TRIM5α And TRIM22 are Differentially Regulated according To HIV-1 Infection Phase and Compartment.

Abstract

The antiviral role of TRIM E3 ligases in vivo is not fully understood. To test the hypothesis that TRIM5α and TRIM22 have differential transcriptional regulation and distinct anti-HIV roles according to infection phase and compartment, we measured TRIM5α, TRIM22 and type 1 interferon (IFN-1)-inducible MxA levels in peripheral blood mononuclear cells (PBMCs) during primary and chronic HIV-1 infection, and in matched PBMCs and central nervous system (CNS)-derived cells. Associations with biomarkers of disease progression were explored. The impact of IFN-1, select pro-inflammatory cytokines and HIV on TRIM E3 ligase-specific expression was investigated. PBMCs from individuals with primary and chronic HIV-1 infection had significantly higher levels of MxA and TRIM22 compared to HIV-1 negative PBMCs (P < 0.05, all comparisons). PBMCs from chronic infection had lower levels of TRIM5α compared to primary infection or HIV-1 uninfected (both P = 0.0001). In matched CNS-derived samples and PBMCs, higher levels of MxA (P = 0.001) and TRIM5α (P = 0.0001) were noted in the CNS. There was negative correlation between TRIM22 levels in PBMC and plasma viral load (r = −0.40, P = 0.04). In vitro, IFN-1 and rarely pro-inflammatory cytokines induced TRIM5α and TRIM22 in cell type-dependent manner and knockdown of either protein in CD4+ lymphocytes resulted in increased HIV-1 infection. These data suggest that there are infection-phase specific and anatomically compartmentalized differences in TRIM5α and TRIM22 regulation involving primarily IFN-1 and specific cell types, and indicate subtle differences in the antiviral role and transcriptional regulation of TRIM E3 ligases in vivo.
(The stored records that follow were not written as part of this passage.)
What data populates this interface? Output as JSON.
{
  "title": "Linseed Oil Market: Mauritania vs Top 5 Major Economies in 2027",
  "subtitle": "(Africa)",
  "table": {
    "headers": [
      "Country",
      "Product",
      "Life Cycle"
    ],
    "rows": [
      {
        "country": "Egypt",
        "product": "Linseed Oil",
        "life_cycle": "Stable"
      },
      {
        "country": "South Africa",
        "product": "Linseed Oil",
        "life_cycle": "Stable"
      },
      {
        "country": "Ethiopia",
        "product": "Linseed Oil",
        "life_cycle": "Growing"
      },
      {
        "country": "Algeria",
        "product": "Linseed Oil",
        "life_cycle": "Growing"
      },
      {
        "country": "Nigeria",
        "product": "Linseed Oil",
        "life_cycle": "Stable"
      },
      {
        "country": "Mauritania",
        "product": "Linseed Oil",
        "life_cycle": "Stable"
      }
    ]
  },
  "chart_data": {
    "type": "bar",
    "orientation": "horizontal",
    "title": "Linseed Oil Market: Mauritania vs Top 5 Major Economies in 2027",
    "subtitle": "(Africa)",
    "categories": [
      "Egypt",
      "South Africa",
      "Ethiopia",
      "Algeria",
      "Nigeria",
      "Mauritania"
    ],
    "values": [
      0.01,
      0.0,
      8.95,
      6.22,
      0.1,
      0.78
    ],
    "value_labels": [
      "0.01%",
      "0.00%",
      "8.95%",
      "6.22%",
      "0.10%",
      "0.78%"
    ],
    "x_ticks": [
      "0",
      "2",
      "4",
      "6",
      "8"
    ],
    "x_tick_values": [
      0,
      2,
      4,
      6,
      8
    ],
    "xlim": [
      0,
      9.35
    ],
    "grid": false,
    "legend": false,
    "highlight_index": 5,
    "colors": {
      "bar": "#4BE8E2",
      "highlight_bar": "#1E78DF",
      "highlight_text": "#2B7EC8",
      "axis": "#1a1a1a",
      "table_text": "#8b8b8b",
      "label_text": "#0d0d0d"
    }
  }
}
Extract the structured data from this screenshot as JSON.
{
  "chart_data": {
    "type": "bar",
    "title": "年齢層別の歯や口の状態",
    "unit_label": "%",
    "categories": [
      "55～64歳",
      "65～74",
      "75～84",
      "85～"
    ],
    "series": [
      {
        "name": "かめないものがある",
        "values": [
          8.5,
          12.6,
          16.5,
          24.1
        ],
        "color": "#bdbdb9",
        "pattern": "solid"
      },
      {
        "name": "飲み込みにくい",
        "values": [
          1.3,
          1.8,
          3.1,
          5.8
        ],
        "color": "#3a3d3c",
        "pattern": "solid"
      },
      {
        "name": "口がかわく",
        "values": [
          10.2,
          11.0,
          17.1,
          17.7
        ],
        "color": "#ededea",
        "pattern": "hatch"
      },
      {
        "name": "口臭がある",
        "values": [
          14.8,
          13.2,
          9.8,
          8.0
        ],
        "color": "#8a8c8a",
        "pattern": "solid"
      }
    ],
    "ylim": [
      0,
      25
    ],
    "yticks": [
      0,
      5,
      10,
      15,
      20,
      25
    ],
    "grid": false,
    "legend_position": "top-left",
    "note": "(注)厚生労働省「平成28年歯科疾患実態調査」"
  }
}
Importance Interferon type I-inducible TRIM E3 ligases are a family of intracellular proteins with potent antiviral activities mediated through diverse mechanisms. However, little is known about the contribution of these proteins to antiviral immunity in vivo and how their expression is regulated. We show here that TRIM5α and TRIM22, two prominent members of the family, have different expression patterns in vivo and that expression pattern depends on HIV-1 infection status and phase. Furthermore, expression differs in peripheral blood versus central nervous system anatomical sites of infection. Only TRIM22 expression correlates negatively with HIV-1 viral load but gene silencing of both proteins enhances HIV-1 infection of target cells. We report on subtle differences in TRIM5α and TRIM22 gene induction by IFN-1 and pro-inflammatory cytokines in CD4+ lymphocytes, monocytes and neuronal cells. This study enhances our understanding of antiviral immunity by intrinsic antiviral factors and how their expression is determined.